We have so many clients asking about this issue. So, we decide to write this tutorial and hope this information can help other people too. In this review, we will write simple tutorial about how to setup http/https redirection in IIS.

There are lots of routing options accessible in ASP.NET but still it comes a time when you need to manipulate a URL and manipulating it outside a code comes handy. When this happens, the best you can do id to use IIS Rewrite Module. Transforming various URL’s out of code enables you to do various things including performing redirections for archive or transferred content without interfering with the code, you can easily implement SEO optimizations and tweaks quickly and easily without code and many more. Below is a collection of useful IIS rewrite rules that will help you understand IIS rewrites.

Useful IIS Rewrite Rules

Adding www Prefix

This is a basic rule that adds prefix “www” to any URL you need. This is a requirement for SEO.

Redirection from Domain 1 to Domain 2

This rule comes handy when you change the name of your site or may be when you need to catch and alias and direct it to your main site. If the new and the old URLs share some elements, then you could just use this rule to have the matching pattern together with the redirect target being.

HTTPS/HTTP Redirection

Redirecting users from HTTP to HTTPS is one of the reasons that you need to apply useful IIS rewrite rules. It can lead to conditional statements while looking for dev/test mode in your code. This rules allows you to handle the redirection without much statements which is tidier.

There is a pair of rules in this case each for one of the two ways. In both the rules, a check is performed to verify that the protocol used is http/https. The rules work on the same URL patterns or the similar lists of pages to match. For the redirect to HTTP, it is not about matching the pages; it is a reverse of the first rule and usually have a number of .NET/site paths that are excluded.

Setup Redirection Using IIS

Above steps is to setup URL redirection via your code. But, if you manage your own server, you can also setup redirection via IIS. The following is the steps

1. Download and install the “URL Rewrite” module.

2. Open the “IIS Manager” console and select the website you would like to apply the redirection to in the left-side menu:

3. Double-click on the “URL Rewrite” icon.

4. Click “Add Rule(s)” in the right-side menu.

5. Select “Blank Rule” in the “Inbound” section, then press “OK”:

6. Enter any rule name you wish.

7. In the “Match URL” section:

- Select “Matches the Pattern” in the “Requested URL” drop-down menu 
- Select “Regular Expressions” in the “Using” drop-down menu 
- Enter the following pattern in the “Match URL” section: “(.*)” 
- Check the “Ignore case” box



8. In the “Conditions” section, select “Match all” under the “Logical Grouping” drop-down menu and press “Add”.

9. In the prompted window:

- Enter “{HTTPS}” as a condition input 
- Select “Matches the Pattern” from the drop-down menu 
- Enter “^OFF$” as a pattern 
- Press “OK”

10. In the “Action” section, select “Redirect” as the action type and specify the following for “Redirect URL”:


11. Check the “Append query string” box.

12.Select the Redirection Type of your choice. The whole “Action” section should look like this:


NOTE: There are 4 redirect types of the redirect rule that can be selected in that menu: 

- Permanent (301) – preferable type in this case, which tells clients that the content of the site is permanently moved to the HTTPS version. Good for SEO, as it brings all the traffic to your HTTPS website making a positive effect on its ranking in search engines. 
- Found (302) – should be used only if you moved the content of certain pages to a new place *temporarily*. This way the SEO traffic goes in favour of the previous content’s location. This option is generally not recommended for a HTTP/HTTPS redirect. 
- See Other (303) – specific redirect type for GET requests. Not recommended for HTTP/HTTPS. 
- Temporary (307) – HTTP/1.1 successor of 302 redirect type. Not recommended for HTTP/HTTPS.

13. Click on “Apply” on the right side of the “Actions” menu.

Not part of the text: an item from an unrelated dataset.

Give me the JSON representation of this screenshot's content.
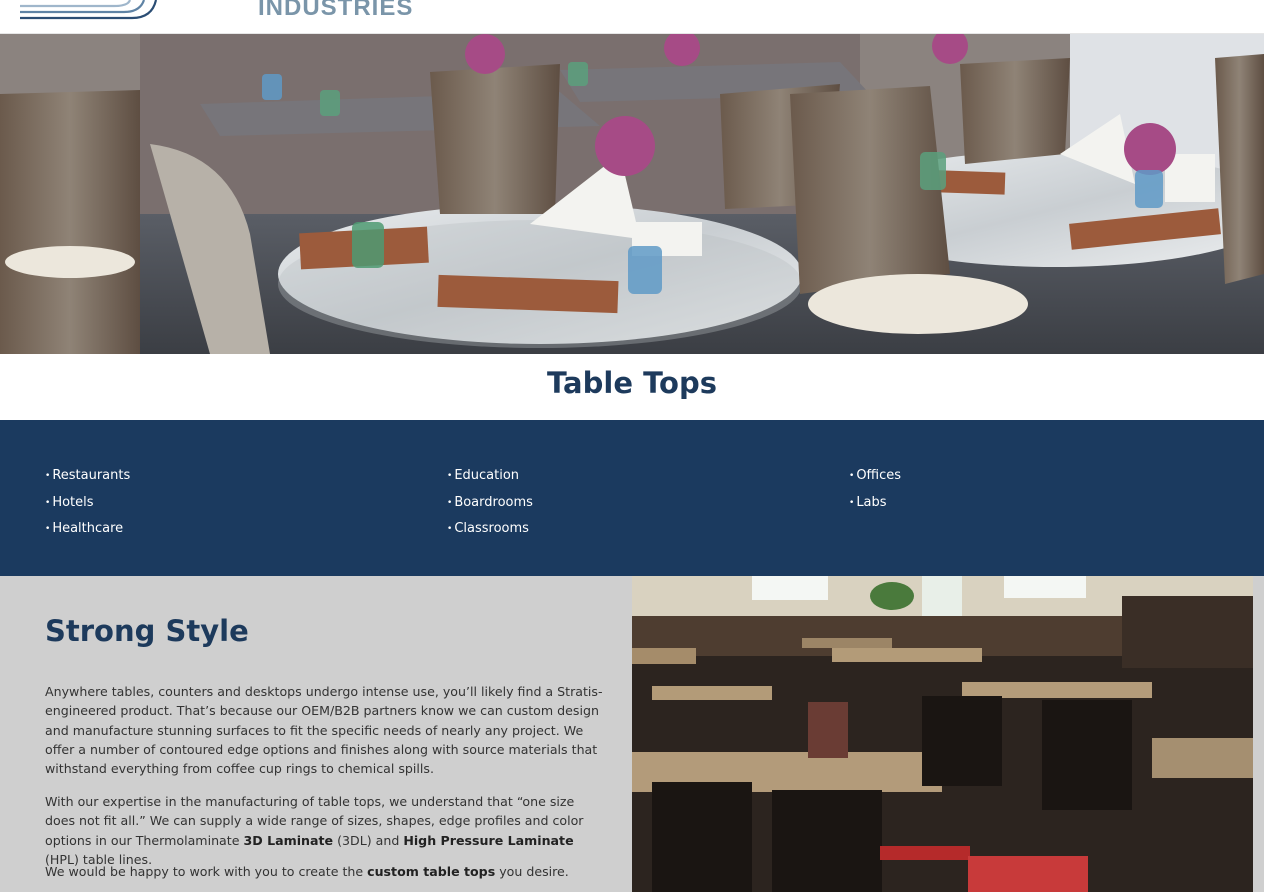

The redirect can be checked by accessing your site via http:// specified in the URL. To make sure that your browser displays not the cached version of your site, you can use anonymous mode of the browser.

The rule is created in IIS, but the site is still not redirected to https://

Normally, the redirection rule gets written into the web.config file located in the document root directory of your website. If the redirection does not work for some reason, make sure that web.config exists and check if it contains the appropriate rule.

To do this, follow these steps:

1. In the sites list of IIS, right-click on your site. Choose the “Explore” option:


2. “Explore” will open the document root directory of the site. Check if the web.config file is there.

3. The web.config file must have the following code block:

<rule name="HTTPS force" enabled="true" stopProcessing="true"> 
<match url="(.*)" /> 
<add input="{HTTPS}" pattern="^OFF$" /> 
<action type="Redirect" url="https://{HTTP_HOST}/{R:1}" redirectType="Permanent" /> 

4. If the web.config file is missing, you can create a new .txt file, put the aforementioned code there, save and then rename the file to web.config.